Table 2. The network structure settings of Xu et al.

Huang et al. propose a multi-level supervision strategy to train the facial landmark localization models. They take ResNet-18 [13] as the backbone and reduce the channel size of the last two residual blocks from 256/512 to 192/256 due to the limits of computational complexity. Instance Normalization [31] is adopted instead of Batch Normalization, which further improves the details of individual differences without increasing computational overhead. As shown in Fig. 4, apart from the main branch, an additional branch from feature map of the \(3^\mathrm{rd}\) blocks is introduced for the contour landmarks prediction. Finally, mean aggregation is used for the final output. The AUC, NME and Failure rate are 79.92%, 1.63% and 0.05%, respectively. The model size is 17M while FLOPS is 995.922M. Huang et al. gain the second place in the competition.

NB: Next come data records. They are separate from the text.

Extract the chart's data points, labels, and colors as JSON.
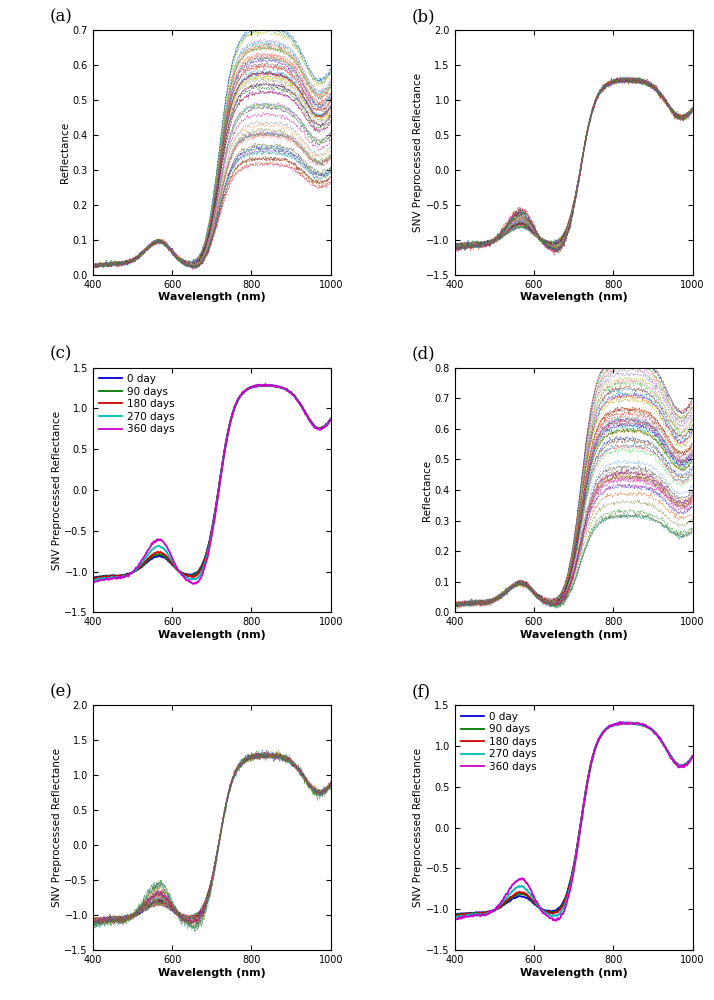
{
  "panels": [
    "a",
    "b",
    "c",
    "d",
    "e",
    "f"
  ],
  "wavelength_range": [
    400,
    1000
  ],
  "n_wavelengths": 300,
  "n_samples_ab": 60,
  "n_samples_de": 60,
  "n_samples_ef": 50,
  "day_colors": {
    "0 day": "#0000CC",
    "90 days": "#007700",
    "180 days": "#CC0000",
    "270 days": "#00BBBB",
    "360 days": "#CC00CC"
  },
  "day_labels": [
    "0 day",
    "90 days",
    "180 days",
    "270 days",
    "360 days"
  ],
  "panel_labels": {
    "a": {
      "label": "(a)",
      "ylabel": "Reflectance",
      "ylim": [
        0,
        0.7
      ],
      "yticks": [
        0.0,
        0.1,
        0.2,
        0.3,
        0.4,
        0.5,
        0.6,
        0.7
      ]
    },
    "b": {
      "label": "(b)",
      "ylabel": "SNV Preprocessed Reflectance",
      "ylim": [
        -1.5,
        2.0
      ],
      "yticks": [
        -1.5,
        -1.0,
        -0.5,
        0.0,
        0.5,
        1.0,
        1.5,
        2.0
      ]
    },
    "c": {
      "label": "(c)",
      "ylabel": "SNV Preprocessed Reflectance",
      "ylim": [
        -1.5,
        1.5
      ],
      "yticks": [
        -1.5,
        -1.0,
        -0.5,
        0.0,
        0.5,
        1.0,
        1.5
      ]
    },
    "d": {
      "label": "(d)",
      "ylabel": "Reflectance",
      "ylim": [
        0,
        0.8
      ],
      "yticks": [
        0.0,
        0.1,
        0.2,
        0.3,
        0.4,
        0.5,
        0.6,
        0.7,
        0.8
      ]
    },
    "e": {
      "label": "(e)",
      "ylabel": "SNV Preprocessed Reflectance",
      "ylim": [
        -1.5,
        2.0
      ],
      "yticks": [
        -1.5,
        -1.0,
        -0.5,
        0.0,
        0.5,
        1.0,
        1.5,
        2.0
      ]
    },
    "f": {
      "label": "(f)",
      "ylabel": "SNV Preprocessed Reflectance",
      "ylim": [
        -1.5,
        1.5
      ],
      "yticks": [
        -1.5,
        -1.0,
        -0.5,
        0.0,
        0.5,
        1.0,
        1.5
      ]
    }
  }
}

Tong et al. take the improved HRNet [28] structure as the backbone, in which the bottleneck block [13] and group convolution [29] are used to replace the standard residual block in the original HRNet. In order to prevent the accuracy loss by the coordinates quantization, they use a mapping function named Dual Soft Argmax (DSA [18]) to map the heatmap response to final coordinates, which overcomes the problem of weight imbalance problem of Soft Argmax (SA [22]). The Normalized Mean Error (NME) loss [17] is taken as the training loss. Besides, inspired by [30], they propose a Similarity-FeatureMap knowledge distillation model. As Figure 5 shows, it guides the training of a student network by keeping the feature maps’ similarity of input pairs according to the teacher network. Specifically, similarity matrices are derived from the feature maps and a distillation loss is computed on the matrices produced by the student network and the teacher network. Finally, the submitted model achieves 78.88%, 1.71%, 0.05% of the AUC, NME, and Failure rate, respectively. The model size is about 16M and the FLOPS is 996.190M. Tong et al. won the third place.

Fig. 4.
figure 4

The network structure of Huang et al.

Fig. 5.
figure 5

Similarity-FeatureMap knowledge distillation guides the training of a student network such that input pairs that produce similar (dissimilar) feature maps in the pre-trained teacher network produce similar (dissimilar) feature maps in the student network. Given an input mini-batch of b images, we derive similarity matrices from the feature maps, and compute a distillation loss on the matrices produced by the student and the teacher.

5 Conclusion

In this paper, we first summarize the prior facial landmark localization challenges and the commonly used 2D facial landmark datasets in recent years. Then we introduce the detailed information of the \(2^\mathrm{nd}\) 106-point lightweight facial landmark localization grand challenge. We construct and release a new facial landmark dataset, named JD-landmark-v2. Compared with the previous challenges, our work pays attention on the lightweight facial landmark localization model, which is important for the efficient system deployment. Finally, there are more than 70 teams participate in the competition and 9 teams involve in the final evaluation. We introduce the methods together with the performance of top three teams in this paper. We hope this work could push the frontier of the lightweight facial landmark localization algorithm.